4. Disinfect the freezing tube with 75% alcohol and transfer it to a biosafety cabinet.
5. Aspirate the cells with a wide-mouth pipette tip and dropwise add to the Non-TC-treated cell culture dish of 10 cm with preheated 10 mL of sustaining medium of islet cells. (Note: Residual cells on the freezing tube and pipette tip, they can be washed with resuscitation medium. Then, combine it into a non-TC-treated cell culture dish of 10 cm
6. Gently shake the cell culture dish back and forth for 2-3 times and then leave it at room temperature for 30 min.
7. Take an appropriate amount of cells with FDA/PI staining to observe the survival of islet cells.
8. The cells obtained from step 7 should be treated appropriately according to the experimental requirements. The following processing is for reference only).
a. Islet cells: Treat with 20 μL tips to pick up well-integrated islet cells under the stereo microscope.
a.1 Insulin secretion experiment under glucose stimulation (GSIS): see the instruction of the GSIS kit for specific procedures.
a.2 Islet cell culture: Choose different sizes of cell culture flask/ plate, according to the experimental requirements. If adherent culture is required, select the TC-treated cell culture flask (plate). If suspension culture is required, select non-TC-treated cell culture flask (plate). The culture density of islet cell is recommended at 10 to 20/mL of sustaining medium of islet cells. Half a dose of solution should be changed in 3 to 4 days, and a full amount of it should be changed once every 7 days. Different components can be added to sustaining medium of islet cells according to specific experimental requirements.

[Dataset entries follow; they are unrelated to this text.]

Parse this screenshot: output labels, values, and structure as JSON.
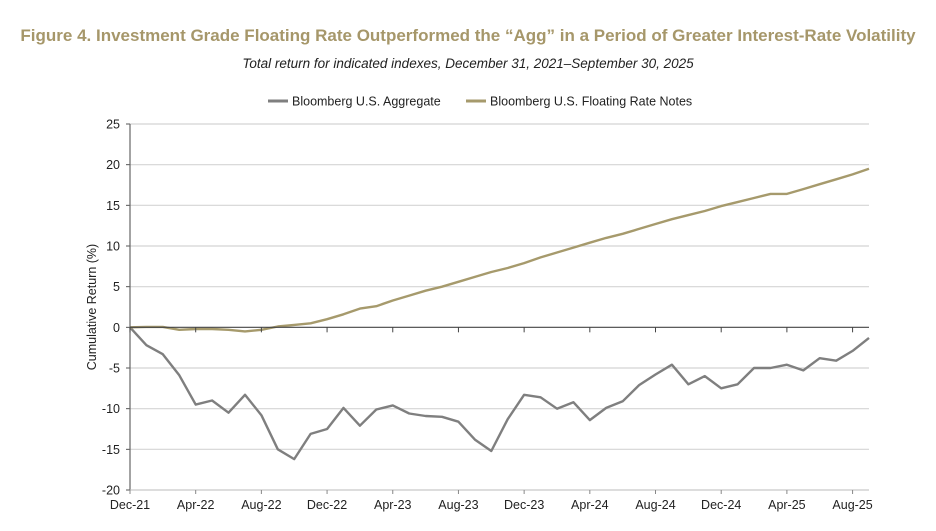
{
  "title": "Figure 4. Investment Grade Floating Rate Outperformed the “Agg” in a Period of Greater Interest-Rate Volatility",
  "subtitle": "Total return for indicated indexes, December 31, 2021–September 30, 2025",
  "chart_data": {
    "type": "line",
    "ylabel": "Cumulative Return (%)",
    "xlabel": "",
    "ylim": [
      -20,
      25
    ],
    "yticks": [
      25,
      20,
      15,
      10,
      5,
      0,
      -5,
      -10,
      -15,
      -20
    ],
    "xtick_labels": [
      "Dec-21",
      "Apr-22",
      "Aug-22",
      "Dec-22",
      "Apr-23",
      "Aug-23",
      "Dec-23",
      "Apr-24",
      "Aug-24",
      "Dec-24",
      "Apr-25",
      "Aug-25"
    ],
    "grid": "horizontal",
    "legend_position": "top",
    "x": [
      "Dec-21",
      "Jan-22",
      "Feb-22",
      "Mar-22",
      "Apr-22",
      "May-22",
      "Jun-22",
      "Jul-22",
      "Aug-22",
      "Sep-22",
      "Oct-22",
      "Nov-22",
      "Dec-22",
      "Jan-23",
      "Feb-23",
      "Mar-23",
      "Apr-23",
      "May-23",
      "Jun-23",
      "Jul-23",
      "Aug-23",
      "Sep-23",
      "Oct-23",
      "Nov-23",
      "Dec-23",
      "Jan-24",
      "Feb-24",
      "Mar-24",
      "Apr-24",
      "May-24",
      "Jun-24",
      "Jul-24",
      "Aug-24",
      "Sep-24",
      "Oct-24",
      "Nov-24",
      "Dec-24",
      "Jan-25",
      "Feb-25",
      "Mar-25",
      "Apr-25",
      "May-25",
      "Jun-25",
      "Jul-25",
      "Aug-25",
      "Sep-25"
    ],
    "series": [
      {
        "name": "Bloomberg U.S. Aggregate",
        "color": "#7f7f7f",
        "values": [
          0,
          -2.2,
          -3.3,
          -5.9,
          -9.5,
          -9.0,
          -10.5,
          -8.3,
          -10.8,
          -15.0,
          -16.2,
          -13.1,
          -12.5,
          -9.9,
          -12.1,
          -10.1,
          -9.6,
          -10.6,
          -10.9,
          -11.0,
          -11.6,
          -13.8,
          -15.2,
          -11.3,
          -8.3,
          -8.6,
          -10.0,
          -9.2,
          -11.4,
          -9.9,
          -9.1,
          -7.1,
          -5.8,
          -4.6,
          -7.0,
          -6.0,
          -7.5,
          -7.0,
          -5.0,
          -5.0,
          -4.6,
          -5.3,
          -3.8,
          -4.1,
          -2.9,
          -1.3
        ]
      },
      {
        "name": "Bloomberg U.S. Floating Rate Notes",
        "color": "#a69a6c",
        "values": [
          0,
          0.05,
          0.05,
          -0.3,
          -0.2,
          -0.2,
          -0.3,
          -0.5,
          -0.3,
          0.1,
          0.3,
          0.5,
          1.0,
          1.6,
          2.3,
          2.6,
          3.3,
          3.9,
          4.5,
          5.0,
          5.6,
          6.2,
          6.8,
          7.3,
          7.9,
          8.6,
          9.2,
          9.8,
          10.4,
          11.0,
          11.5,
          12.1,
          12.7,
          13.3,
          13.8,
          14.3,
          14.9,
          15.4,
          15.9,
          16.4,
          16.4,
          17.0,
          17.6,
          18.2,
          18.8,
          19.5
        ]
      }
    ]
  }
}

a.3 Islet cell transplantation:According to the needs of different receptors and transplant sites or experimental requirements, pick islet cells of Islet equivalent quantity (IEQ). And transplant them into specific transplant sites of the specified receptors. The recipient's blood glucose changes and physical condition should be monitored and recorded daily.
b. Islet single cell:
b.1 Collect islet cells from step 7 into a 15 mL centrifuge tube and centrifuge of 500 × g at room temperature for 5 min. Discard the supernatant completely. Then resuspend with 5 mL of preheated D-hank's solution and centrifuge of 500 × g at room temperature for 5 min. Completely discard the supernatant again.

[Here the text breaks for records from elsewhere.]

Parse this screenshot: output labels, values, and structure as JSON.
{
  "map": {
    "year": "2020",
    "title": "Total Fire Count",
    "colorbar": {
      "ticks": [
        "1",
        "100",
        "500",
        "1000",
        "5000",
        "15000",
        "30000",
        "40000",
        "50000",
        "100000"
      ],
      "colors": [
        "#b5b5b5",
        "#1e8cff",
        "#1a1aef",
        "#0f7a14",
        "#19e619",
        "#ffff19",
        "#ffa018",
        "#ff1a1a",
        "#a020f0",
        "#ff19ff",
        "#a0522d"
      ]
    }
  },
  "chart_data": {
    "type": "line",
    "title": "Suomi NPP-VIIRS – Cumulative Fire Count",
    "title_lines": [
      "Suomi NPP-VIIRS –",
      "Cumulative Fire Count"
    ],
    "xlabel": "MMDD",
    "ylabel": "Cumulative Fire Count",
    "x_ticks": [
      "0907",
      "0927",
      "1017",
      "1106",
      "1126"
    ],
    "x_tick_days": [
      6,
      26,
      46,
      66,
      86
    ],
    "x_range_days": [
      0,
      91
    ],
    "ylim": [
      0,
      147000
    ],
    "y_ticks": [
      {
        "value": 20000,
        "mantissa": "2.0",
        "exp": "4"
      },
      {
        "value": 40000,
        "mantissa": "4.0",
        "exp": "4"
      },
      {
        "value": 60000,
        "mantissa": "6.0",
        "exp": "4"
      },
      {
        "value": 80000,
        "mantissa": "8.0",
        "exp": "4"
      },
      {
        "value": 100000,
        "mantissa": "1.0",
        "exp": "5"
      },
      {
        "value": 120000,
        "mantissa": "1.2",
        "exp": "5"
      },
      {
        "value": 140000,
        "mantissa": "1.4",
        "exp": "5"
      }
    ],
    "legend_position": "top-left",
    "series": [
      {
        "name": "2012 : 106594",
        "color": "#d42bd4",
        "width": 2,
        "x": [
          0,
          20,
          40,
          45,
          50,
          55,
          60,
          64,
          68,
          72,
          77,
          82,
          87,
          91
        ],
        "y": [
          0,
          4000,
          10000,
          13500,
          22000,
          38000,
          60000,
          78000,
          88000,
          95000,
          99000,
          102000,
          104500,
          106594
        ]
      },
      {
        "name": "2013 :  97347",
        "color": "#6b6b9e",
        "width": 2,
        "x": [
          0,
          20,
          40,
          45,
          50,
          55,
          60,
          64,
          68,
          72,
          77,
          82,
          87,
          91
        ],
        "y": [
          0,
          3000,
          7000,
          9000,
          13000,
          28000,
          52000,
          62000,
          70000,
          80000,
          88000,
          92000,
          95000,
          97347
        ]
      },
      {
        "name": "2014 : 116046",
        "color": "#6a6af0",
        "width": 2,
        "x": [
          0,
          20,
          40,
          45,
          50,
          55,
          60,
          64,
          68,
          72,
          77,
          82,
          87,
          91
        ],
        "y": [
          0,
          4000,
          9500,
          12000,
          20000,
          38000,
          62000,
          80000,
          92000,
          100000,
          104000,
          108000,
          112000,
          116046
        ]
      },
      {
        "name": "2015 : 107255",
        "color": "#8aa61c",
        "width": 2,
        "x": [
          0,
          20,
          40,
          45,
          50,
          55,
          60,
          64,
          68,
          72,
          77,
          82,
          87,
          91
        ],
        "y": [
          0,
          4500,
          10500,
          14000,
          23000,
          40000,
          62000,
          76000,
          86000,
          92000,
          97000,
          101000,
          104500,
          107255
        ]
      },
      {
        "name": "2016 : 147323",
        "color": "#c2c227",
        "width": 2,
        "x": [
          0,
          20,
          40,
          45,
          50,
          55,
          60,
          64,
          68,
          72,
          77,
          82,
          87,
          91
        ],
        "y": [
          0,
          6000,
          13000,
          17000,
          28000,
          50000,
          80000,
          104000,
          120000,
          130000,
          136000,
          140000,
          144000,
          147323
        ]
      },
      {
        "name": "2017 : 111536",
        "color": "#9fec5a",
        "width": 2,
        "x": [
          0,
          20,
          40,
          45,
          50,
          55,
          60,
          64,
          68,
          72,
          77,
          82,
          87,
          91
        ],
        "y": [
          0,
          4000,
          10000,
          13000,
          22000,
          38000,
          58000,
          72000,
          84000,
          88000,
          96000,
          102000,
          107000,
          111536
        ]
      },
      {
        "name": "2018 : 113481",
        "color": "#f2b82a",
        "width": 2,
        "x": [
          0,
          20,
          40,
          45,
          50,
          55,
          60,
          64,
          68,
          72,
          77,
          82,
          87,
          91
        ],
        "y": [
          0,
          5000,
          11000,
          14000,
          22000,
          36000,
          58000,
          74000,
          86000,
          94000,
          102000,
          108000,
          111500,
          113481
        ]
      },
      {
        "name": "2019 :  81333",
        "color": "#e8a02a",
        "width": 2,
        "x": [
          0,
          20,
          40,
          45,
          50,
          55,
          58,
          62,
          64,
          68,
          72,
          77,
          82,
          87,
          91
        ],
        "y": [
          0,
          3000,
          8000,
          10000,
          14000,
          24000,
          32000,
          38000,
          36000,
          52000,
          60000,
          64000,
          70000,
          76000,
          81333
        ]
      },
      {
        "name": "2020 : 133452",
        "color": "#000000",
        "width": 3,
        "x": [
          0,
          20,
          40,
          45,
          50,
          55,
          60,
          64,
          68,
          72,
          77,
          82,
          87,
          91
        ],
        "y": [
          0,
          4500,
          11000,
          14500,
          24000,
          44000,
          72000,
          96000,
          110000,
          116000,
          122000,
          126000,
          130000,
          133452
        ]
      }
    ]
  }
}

b.2 Add 10 to 20 times the volume of cell pellet 0.25% trypsin-EDTA digestion solution to resuspend and incubate at 37 °C for 5 min. Then gently blow away for 30 s with a 200 μL tip in a biosafety cabinet. Incubate further at 37 °C for 3 min and blow for 30 s until the clumps of islet cells are not visible to the naked eye (Note: The total digestion time should be within 20 min to avoid low cell activity).

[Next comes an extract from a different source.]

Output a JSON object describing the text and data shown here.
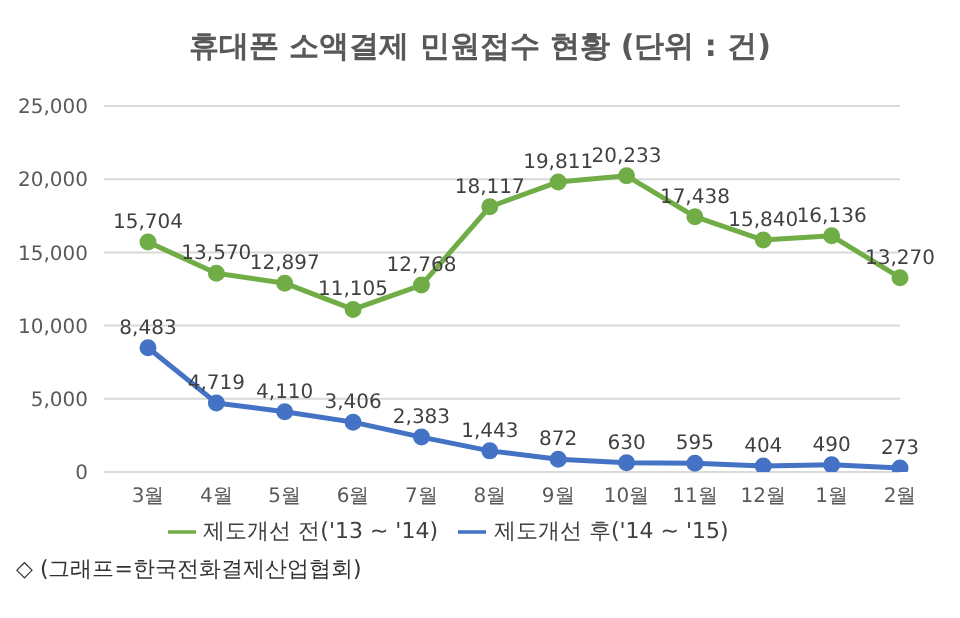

b.3 Add 5 times the digestion of the sustaining medium to stop digestion. Centrifuge of 500 × g at room temperature for 5 min, completely discard the supernatant, and resuspend the sustaining medium in an appropriate amount.
b.4 Cell survival and total cell volume of cell can be measured by trypan blue exclusion.
b.5 According to the experimental requirements, islet single cells can be treated. Islet single cells should be cultured according to 5 to 10×104/mL islet cells to maintain the density of the medium. And take the adherent culture.